Picholine – France ($4.99/lb) – An absolute steal at this price, these zesty green olives are a great compliment to a wide range of cheeses and cured meats, as well as a useful component in soups and stews (try them with slow–cooked braised pork or lamb).
Provencal Green Olives with Fennel – France ($8.99/lb) – Just what they sound like – fat and succulent with rich fennel and spice accents. Our best–seller.
Provencal Oil-cured Olives with Thyme | France ($5.99) – A big hit at our wine-tastings, these have a deep, dark intensity that only comes with oil-cured olives. Great with robust red wines and ripe cheeses.
Sicilian Mix | Italy ($5.99) – A blend of olives and red peppers cured with lemon and bay leaf, these have a nice gamey note that provides depth to their succulent character.
CLASSES
Classes will be held on weeknight evenings, usually on Tuesday and/or Thursday, beginning at 6:30 or 7:00 pm.
Most sessions will last one hour, although some will extend for 90 minutes. Fees will usually be $20 per person, although some specialized classes will cost a bit more if we’re opening pricier bottles or serving caviar.

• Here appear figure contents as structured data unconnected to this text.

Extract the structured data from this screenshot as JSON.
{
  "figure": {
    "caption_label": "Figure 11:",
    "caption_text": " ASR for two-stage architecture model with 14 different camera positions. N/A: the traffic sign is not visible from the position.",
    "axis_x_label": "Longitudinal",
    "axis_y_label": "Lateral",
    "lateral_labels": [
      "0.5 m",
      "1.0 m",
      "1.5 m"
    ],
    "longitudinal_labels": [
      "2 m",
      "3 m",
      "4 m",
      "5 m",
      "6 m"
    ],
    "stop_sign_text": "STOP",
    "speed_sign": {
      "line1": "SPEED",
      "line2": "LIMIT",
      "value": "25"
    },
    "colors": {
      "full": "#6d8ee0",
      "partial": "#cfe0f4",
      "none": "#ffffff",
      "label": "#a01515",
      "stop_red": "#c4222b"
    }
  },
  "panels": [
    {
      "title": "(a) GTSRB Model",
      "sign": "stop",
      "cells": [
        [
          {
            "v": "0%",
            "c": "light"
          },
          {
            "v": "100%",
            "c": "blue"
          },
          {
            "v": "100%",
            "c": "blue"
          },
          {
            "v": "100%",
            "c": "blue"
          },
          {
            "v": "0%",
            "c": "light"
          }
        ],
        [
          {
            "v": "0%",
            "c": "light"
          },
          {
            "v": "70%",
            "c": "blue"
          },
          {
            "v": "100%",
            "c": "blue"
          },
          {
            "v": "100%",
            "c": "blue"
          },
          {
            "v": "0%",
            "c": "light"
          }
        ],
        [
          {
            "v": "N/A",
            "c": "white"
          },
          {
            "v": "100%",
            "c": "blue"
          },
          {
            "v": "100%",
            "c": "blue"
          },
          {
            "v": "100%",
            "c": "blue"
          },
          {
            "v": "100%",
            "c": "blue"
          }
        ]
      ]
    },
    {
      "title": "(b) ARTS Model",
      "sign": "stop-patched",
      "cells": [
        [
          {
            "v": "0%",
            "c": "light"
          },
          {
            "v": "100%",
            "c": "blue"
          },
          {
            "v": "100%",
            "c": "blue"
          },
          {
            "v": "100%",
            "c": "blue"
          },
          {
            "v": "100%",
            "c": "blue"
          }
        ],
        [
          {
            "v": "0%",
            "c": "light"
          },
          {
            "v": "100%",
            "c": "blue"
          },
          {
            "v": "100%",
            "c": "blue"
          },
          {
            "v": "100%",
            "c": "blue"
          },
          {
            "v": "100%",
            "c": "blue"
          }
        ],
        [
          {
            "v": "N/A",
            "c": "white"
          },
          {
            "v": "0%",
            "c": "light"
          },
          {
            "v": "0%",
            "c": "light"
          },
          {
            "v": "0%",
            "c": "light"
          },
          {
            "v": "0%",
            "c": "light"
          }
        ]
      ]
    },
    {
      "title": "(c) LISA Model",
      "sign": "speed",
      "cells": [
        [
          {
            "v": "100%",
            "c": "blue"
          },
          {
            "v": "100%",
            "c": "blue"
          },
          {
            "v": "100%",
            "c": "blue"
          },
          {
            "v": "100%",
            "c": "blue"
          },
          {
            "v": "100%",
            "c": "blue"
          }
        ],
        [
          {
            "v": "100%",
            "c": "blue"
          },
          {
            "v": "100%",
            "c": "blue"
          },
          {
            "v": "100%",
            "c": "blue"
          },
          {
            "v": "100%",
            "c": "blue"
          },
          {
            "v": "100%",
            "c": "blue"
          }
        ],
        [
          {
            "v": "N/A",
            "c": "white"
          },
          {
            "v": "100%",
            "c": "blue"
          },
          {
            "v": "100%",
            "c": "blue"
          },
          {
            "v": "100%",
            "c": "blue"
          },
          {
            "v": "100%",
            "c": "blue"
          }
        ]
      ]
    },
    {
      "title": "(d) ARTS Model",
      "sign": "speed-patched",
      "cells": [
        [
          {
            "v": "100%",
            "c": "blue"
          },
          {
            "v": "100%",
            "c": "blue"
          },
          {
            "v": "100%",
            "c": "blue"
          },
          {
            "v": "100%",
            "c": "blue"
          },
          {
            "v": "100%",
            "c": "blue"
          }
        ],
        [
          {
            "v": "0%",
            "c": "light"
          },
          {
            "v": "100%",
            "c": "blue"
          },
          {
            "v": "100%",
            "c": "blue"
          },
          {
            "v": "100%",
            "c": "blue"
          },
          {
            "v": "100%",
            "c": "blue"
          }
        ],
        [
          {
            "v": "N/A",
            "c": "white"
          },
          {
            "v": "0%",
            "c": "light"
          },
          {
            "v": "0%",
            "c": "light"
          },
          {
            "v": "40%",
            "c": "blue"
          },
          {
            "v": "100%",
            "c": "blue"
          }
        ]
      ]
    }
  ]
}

Payment for each session will be prior to the session itself and will include all wines poured, materials, etc.
CLUBS
Just a reminder: on a monthly basis we’ll build a selection of wines to suit your palate and budget – give it a try, you’ll be pleasantly surprised.
THE $120 CASE
Almost a relic from a bygone era, the notion of a mixed case of solid everyday wine for only ten bucks a bottle (including tax) used to be a staple at most wine specialty shops. These days, it’s a bit more of a challenge, but we think we can pull it off on a regular basis. Here’s how it works –
THE DEAL: Each month we’ll put together one or two bottles each of six different wines (red and white, unless you specify otherwise) for you to pick up at the store . If you like, an information sheet with a brief description of each wine will be included. This offer is only available via pre–enrollment on a quarterly basis, and pre–payment is preferred.
TURN IT UP: For those who want an enhanced selection with some stellar wines, we offer options of $150/case and $250/case, other terms as above.
THE MINIMALIST
An opportunity to get a limited number of pre–selected wines at a great price. In this scenario, we’ll select two different bottles for you each month for $25 (including tax). You may specify red or white or both. This offer is also only available via pre–enrollment on a quarterly basis, and pre–payment is preferred.
TURN IT UP: An enhanced version of the Minimalist, with options of $40/per two bottles or $60/per two bottles.